Gabel’s prescriptions for political change involving the intentional creation of supportive communities and standing for a vision of love and mutuality is aligned with the long tradition in the progressive movement that argues for the importance of individual change and the creation of alternative institutions that give people a real experience of a better way of life (Gabriel Metcalf has written about the surprisingly extensive history of such efforts, including their successes and failures in his book, Democratic by Design: How Carsharing, Co-ops, and Community Land Trusts Are Reinventing America).

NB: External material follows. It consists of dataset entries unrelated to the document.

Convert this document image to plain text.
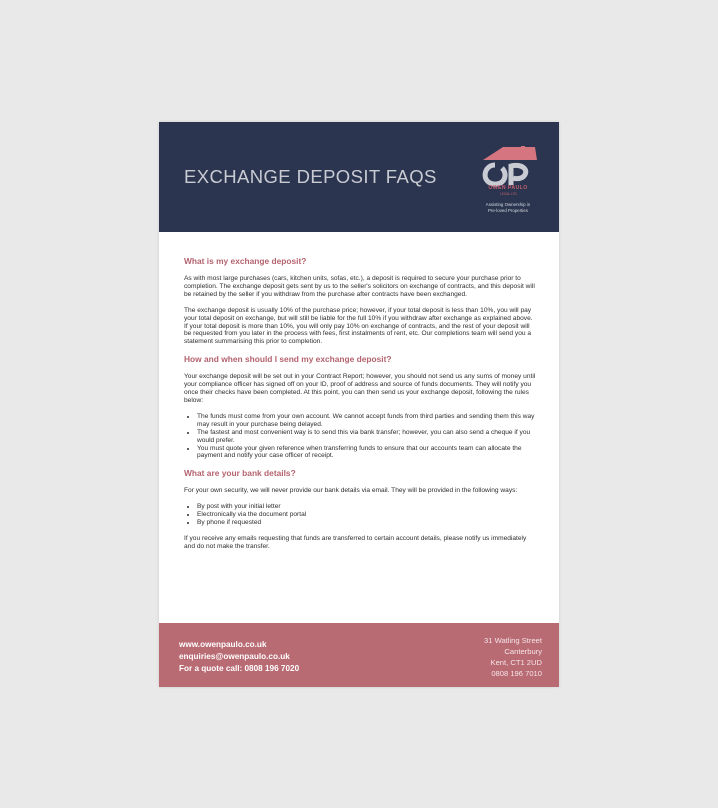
EXCHANGE DEPOSIT FAQS
OWEN PAULO
LEGAL LTD
Assisting Ownership in
Pre-loved Properties
What is my exchange deposit?

As with most large purchases (cars, kitchen units, sofas, etc.), a deposit is required to secure your purchase prior to completion. The exchange deposit gets sent by us to the seller's solicitors on exchange of contracts, and this deposit will be retained by the seller if you withdraw from the purchase after contracts have been exchanged.

The exchange deposit is usually 10% of the purchase price; however, if your total deposit is less than 10%, you will pay your total deposit on exchange, but will still be liable for the full 10% if you withdraw after exchange as explained above. If your total deposit is more than 10%, you will only pay 10% on exchange of contracts, and the rest of your deposit will be requested from you later in the process with fees, first instalments of rent, etc. Our completions team will send you a statement summarising this prior to completion.

How and when should I send my exchange deposit?

Your exchange deposit will be set out in your Contract Report; however, you should not send us any sums of money until your compliance officer has signed off on your ID, proof of address and source of funds documents. They will notify you once their checks have been completed. At this point, you can then send us your exchange deposit, following the rules below:

• The funds must come from your own account. We cannot accept funds from third parties and sending them this way may result in your purchase being delayed.
• The fastest and most convenient way is to send this via bank transfer; however, you can also send a cheque if you would prefer.
• You must quote your given reference when transferring funds to ensure that our accounts team can allocate the payment and notify your case officer of receipt.
What are your bank details?

For your own security, we will never provide our bank details via email. They will be provided in the following ways:

• By post with your initial letter
• Electronically via the document portal
• By phone if requested

If you receive any emails requesting that funds are transferred to certain account details, please notify us immediately and do not make the transfer.

www.owenpaulo.co.uk
enquiries@owenpaulo.co.uk
For a quote call: 0808 196 7020
31 Watling Street
Canterbury
Kent, CT1 2UD
0808 196 7010
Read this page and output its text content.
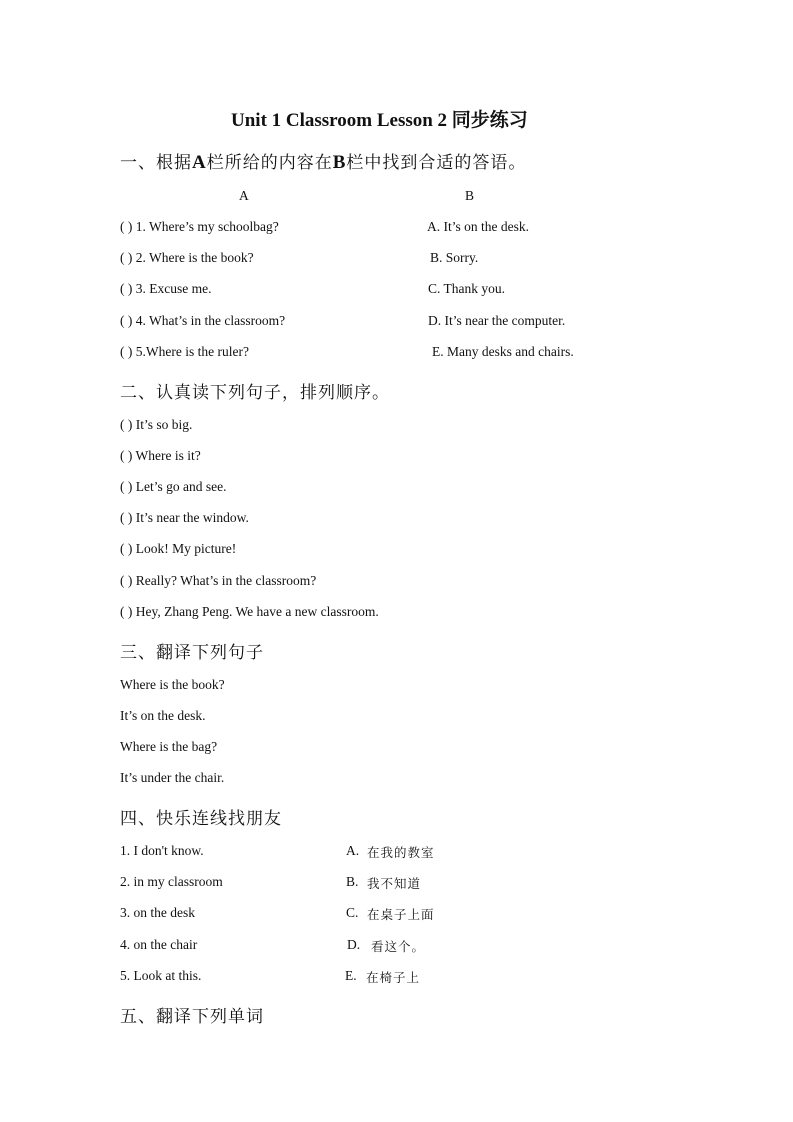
Unit 1 Classroom Lesson 2 同步练习
一、根据A栏所给的内容在B栏中找到合适的答语。
A	B
( ) 1. Where’s my schoolbag?	A. It’s on the desk.
( ) 2. Where is the book?	B. Sorry.
( ) 3. Excuse me.	C. Thank you.
( ) 4. What’s in the classroom?	D. It’s near the computer.
( ) 5.Where is the ruler?	E. Many desks and chairs.
二、认真读下列句子，排列顺序。
( ) It’s so big.
( ) Where is it?
( ) Let’s go and see.
( ) It’s near the window.
( ) Look! My picture!
( ) Really? What’s in the classroom?
( ) Hey, Zhang Peng. We have a new classroom.
三、翻译下列句子
Where is the book?
It’s on the desk.
Where is the bag?
It’s under the chair.
四、快乐连线找朋友
1. I don't know.	A. 在我的教室
2. in my classroom	B. 我不知道
3. on the desk	C. 在桌子上面
4. on the chair	D. 看这个。
5. Look at this.	E. 在椅子上
五、翻译下列单词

Further, so many of us have had repeated experiences in progressive movements watching change being undermined by the apparent psychopathology of individuals and the common tendencies toward intolerance, divisiveness, and paralysis so often found in groups. By explaining these phenomena using his theory about the continual conflict in both individuals and groups between the desire for mutual recognition and the fear of vulnerability, Gabel helps us see how paying attention to the emotional substrate of our movement for social change is crucial to its success, not only crucial to it's effective functioning, but also its capacity to spiritually nourish us. Gabel calls this a type of psycho-spiritual politics (his friend and collaborator, Rabbi Michael Lerner, refers to this as a "politics of meaning”). In my reading, it is a call for us to find a way to become our best selves and create a better world in the process.